Aku bersyukur kondisi ibu perlahan mulai membaik dan menunjukkan perkembangan yang sangat signifikan. Yang lebih membahagiakan ibu kini bisa beraktifitas secara normal bahkan nampak lebih sehat daripada sebelumnya. Saat ini aku bisa bernafas lega setidaknya aku tak perlu lagi mencemaskan keadaan ibu jika kemudian aku harus meninggalkan beliau untuk menunaikan tugas belajar ke luar negeri. Sebelumnya aku memikirkan banyak pertimbangan untuk melanjutkan pasca sarjanaku ke USA namun setelah aku menemukan surat-surat yang menunjukkan keberadaan ayahku di New York aku semakin ingin secepatnya kesana demi menuntaskan rasa ingin tahuku.

Selama aku pergi aku yakin Hanin akan menjaga ibu dengan sangat baik.
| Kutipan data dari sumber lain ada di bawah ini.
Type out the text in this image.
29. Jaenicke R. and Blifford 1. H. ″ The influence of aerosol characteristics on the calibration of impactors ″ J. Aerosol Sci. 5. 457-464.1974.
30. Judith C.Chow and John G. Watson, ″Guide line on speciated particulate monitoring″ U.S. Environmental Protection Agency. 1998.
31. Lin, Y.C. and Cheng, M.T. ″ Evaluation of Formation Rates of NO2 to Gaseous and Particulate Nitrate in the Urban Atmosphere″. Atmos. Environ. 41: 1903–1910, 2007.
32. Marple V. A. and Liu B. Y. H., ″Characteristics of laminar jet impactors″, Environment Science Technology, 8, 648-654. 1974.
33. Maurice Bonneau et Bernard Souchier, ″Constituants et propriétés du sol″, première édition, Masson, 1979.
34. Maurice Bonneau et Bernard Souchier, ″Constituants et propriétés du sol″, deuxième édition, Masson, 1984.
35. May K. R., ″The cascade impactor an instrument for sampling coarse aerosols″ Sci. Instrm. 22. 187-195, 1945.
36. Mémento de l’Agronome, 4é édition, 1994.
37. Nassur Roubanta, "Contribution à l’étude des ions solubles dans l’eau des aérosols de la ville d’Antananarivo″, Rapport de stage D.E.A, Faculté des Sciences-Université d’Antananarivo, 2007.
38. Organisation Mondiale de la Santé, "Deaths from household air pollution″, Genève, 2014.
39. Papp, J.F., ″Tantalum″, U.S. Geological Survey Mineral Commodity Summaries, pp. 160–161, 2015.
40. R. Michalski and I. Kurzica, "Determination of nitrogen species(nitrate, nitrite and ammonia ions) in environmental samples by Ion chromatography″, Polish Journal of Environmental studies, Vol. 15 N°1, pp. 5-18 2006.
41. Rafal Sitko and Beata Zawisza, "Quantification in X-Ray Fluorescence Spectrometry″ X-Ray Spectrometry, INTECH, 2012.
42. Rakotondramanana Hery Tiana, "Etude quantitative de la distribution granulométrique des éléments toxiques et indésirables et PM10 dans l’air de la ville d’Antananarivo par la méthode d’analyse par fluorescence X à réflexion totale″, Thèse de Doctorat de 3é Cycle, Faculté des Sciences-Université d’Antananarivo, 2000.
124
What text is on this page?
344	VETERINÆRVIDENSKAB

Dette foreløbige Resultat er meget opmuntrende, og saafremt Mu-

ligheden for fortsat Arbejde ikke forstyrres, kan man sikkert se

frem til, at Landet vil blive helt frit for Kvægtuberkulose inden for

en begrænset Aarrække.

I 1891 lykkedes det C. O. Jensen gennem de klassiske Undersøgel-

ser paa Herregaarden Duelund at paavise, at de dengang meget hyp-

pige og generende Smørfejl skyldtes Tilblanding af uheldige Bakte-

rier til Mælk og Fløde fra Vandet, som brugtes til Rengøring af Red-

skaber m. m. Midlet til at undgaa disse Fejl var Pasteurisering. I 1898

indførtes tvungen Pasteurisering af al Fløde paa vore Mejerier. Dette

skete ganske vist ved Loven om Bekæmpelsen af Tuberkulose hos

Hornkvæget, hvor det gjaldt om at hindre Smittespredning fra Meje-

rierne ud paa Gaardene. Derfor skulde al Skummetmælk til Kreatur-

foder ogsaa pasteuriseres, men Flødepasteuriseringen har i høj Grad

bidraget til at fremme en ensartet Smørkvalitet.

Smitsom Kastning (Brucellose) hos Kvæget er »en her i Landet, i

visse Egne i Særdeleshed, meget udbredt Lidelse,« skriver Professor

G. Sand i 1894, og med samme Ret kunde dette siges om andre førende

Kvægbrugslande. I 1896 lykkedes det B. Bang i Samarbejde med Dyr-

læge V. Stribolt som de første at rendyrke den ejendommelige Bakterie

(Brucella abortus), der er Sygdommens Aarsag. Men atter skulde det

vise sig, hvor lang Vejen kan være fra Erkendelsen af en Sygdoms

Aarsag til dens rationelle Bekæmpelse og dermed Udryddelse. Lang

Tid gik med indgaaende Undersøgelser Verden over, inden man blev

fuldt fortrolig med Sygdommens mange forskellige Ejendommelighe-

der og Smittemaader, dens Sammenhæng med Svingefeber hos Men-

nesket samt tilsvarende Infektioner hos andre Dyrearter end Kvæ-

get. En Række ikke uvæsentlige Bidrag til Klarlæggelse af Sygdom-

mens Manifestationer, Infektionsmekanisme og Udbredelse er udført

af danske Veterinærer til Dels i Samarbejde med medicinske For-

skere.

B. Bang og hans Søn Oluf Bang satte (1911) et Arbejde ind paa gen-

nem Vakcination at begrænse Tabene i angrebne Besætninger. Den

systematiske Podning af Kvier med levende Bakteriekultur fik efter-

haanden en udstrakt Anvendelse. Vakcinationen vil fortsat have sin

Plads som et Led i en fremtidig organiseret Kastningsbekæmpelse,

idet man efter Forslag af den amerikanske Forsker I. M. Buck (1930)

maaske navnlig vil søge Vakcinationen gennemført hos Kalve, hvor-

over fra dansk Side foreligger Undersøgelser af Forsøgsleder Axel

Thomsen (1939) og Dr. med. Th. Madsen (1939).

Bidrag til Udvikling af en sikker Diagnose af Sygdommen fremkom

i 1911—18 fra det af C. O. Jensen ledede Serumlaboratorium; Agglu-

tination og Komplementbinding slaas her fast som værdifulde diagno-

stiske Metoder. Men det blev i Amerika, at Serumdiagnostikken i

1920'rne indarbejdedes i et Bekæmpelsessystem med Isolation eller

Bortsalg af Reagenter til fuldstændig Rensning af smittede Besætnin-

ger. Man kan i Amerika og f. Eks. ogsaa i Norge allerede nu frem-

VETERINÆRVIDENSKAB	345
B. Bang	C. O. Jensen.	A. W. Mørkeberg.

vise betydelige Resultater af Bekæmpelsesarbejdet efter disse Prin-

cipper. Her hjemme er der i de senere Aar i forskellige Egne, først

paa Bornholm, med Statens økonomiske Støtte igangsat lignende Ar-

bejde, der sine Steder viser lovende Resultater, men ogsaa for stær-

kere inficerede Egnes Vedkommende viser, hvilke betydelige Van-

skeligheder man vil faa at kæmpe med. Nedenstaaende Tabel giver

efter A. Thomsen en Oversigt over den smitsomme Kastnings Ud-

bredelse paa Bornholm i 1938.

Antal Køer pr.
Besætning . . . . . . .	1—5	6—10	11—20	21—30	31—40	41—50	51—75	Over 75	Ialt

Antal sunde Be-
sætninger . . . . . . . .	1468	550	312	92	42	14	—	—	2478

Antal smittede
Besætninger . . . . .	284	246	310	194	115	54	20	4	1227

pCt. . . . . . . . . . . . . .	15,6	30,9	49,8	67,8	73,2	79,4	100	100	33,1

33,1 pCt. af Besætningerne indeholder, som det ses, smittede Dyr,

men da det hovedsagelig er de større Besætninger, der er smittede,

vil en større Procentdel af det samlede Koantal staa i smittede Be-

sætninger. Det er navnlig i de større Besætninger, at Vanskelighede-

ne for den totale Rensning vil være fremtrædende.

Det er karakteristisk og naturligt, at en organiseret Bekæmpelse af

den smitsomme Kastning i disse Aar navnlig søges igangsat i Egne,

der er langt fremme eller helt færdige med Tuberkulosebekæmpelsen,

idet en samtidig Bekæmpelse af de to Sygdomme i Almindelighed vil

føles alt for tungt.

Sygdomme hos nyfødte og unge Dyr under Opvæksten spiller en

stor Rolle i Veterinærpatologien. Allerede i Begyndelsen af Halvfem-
Hanin begitu menyayangi ibu dan sangat perhatian bahkan mungkin melebihi aku. Hingga waktu keberangkatanku tiba dan ibu nampak berat melepasku, aku berusaha menegarkan hatiku sendiri. Ibu terus menatapku dengan mata sayunya. Entah mengapa aku merasa ibu memendam sebuah kekhawatiran yang mencurigakan, menjadikan aku semakin percaya bahwa keengganan ibu melepasku karena beliau tak ingin jika aku bertemu dengan ayah. Tapi apakah mungkin seperti itu?. Aku masih mencoba untuk tak menyakininya.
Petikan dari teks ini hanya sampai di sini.